O tempo era, ao tempo, um toiro de Sevilha e um verme
o aroma intenso das raparigas.

O rosto à vista dentro de si muitos rostos
O mesmo acontecera com a rosa brava que
beijava os próprios monstros. Assim todos os becos
sagazes dispunham de um triturador de bolachas.
Era uma época de bailes submarinos.
As casas queimadas fascinavam. Como sei que
- mesmo agora – os livros cínicos fazem-me bem.

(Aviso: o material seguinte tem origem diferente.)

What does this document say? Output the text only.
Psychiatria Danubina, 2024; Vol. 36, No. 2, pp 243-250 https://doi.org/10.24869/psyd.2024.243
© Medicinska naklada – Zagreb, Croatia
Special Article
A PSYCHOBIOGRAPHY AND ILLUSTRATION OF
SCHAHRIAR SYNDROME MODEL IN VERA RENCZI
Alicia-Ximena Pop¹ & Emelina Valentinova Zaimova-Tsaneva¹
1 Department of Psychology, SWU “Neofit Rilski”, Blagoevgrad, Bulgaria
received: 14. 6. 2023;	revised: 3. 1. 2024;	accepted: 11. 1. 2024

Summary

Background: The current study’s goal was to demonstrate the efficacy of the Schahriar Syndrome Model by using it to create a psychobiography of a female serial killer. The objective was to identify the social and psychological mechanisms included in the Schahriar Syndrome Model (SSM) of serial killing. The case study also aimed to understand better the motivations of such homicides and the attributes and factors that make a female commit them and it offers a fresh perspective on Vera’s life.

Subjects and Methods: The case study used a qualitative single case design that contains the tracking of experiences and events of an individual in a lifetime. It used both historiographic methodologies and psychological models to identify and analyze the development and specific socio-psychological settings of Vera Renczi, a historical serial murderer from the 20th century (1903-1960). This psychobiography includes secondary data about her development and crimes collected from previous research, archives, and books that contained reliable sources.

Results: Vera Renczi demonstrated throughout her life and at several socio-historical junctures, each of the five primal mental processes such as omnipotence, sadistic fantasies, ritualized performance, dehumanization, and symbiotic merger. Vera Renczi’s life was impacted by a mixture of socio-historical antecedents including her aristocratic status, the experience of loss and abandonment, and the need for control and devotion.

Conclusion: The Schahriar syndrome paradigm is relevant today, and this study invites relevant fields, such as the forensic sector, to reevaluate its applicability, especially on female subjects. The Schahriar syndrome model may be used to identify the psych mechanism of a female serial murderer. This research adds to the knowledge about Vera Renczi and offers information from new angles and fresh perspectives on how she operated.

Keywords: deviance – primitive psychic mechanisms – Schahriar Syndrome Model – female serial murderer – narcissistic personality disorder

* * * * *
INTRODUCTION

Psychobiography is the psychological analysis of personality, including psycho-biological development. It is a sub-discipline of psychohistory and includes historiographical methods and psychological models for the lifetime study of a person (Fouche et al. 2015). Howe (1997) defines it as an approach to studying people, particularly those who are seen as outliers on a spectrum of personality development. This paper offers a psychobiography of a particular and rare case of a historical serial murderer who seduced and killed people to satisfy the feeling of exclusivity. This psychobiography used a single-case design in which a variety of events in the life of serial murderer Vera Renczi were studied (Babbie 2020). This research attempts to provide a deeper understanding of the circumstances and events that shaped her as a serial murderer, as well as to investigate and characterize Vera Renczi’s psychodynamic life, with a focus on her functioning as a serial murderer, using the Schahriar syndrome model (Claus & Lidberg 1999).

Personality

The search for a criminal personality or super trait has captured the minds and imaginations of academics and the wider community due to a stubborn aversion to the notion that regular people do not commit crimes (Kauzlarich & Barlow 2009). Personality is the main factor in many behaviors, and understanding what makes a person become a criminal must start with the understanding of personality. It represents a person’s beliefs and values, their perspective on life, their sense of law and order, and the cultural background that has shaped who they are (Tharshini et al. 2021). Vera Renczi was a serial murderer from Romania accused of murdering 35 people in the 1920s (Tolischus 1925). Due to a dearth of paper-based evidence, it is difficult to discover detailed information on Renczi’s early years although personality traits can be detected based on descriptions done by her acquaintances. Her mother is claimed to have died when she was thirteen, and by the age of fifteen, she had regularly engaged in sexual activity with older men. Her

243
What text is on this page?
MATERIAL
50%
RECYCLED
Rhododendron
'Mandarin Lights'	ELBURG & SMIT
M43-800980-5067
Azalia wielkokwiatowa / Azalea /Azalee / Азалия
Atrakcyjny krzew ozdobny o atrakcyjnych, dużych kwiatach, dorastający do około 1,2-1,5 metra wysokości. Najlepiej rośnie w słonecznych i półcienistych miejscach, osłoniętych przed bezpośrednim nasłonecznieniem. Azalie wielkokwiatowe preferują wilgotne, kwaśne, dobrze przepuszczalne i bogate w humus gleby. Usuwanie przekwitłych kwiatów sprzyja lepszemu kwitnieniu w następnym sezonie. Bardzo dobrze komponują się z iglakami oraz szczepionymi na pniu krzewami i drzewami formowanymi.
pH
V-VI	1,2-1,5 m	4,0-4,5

Foi nessa época que a lã pacífica dos
dedos de Berny caiu sobre o corpo de Rogan.
E os ingleses mais velhos não gostaram.
Porque os dedos direitos de Benny dispararam navalhas
e o coração de Rogan não era de granito.
Por muitas horas que, então, eu lesse os versos de Pessoa
os sítios não mudavam.
A Cheryl não se deixava seduzir por anéis ou retratos
O Quim odiava o Benny que exibia um carro da cor do céu.
Era tenebroso ser português em Lisboa e jovem.

Mesmo depois de ter saboreado as ilhas gregas
os cheiros do Mar Egeu invadem os meus nervos com lacraus e pólvora.

Entre mim e a Grécia houve sempre muitas facas.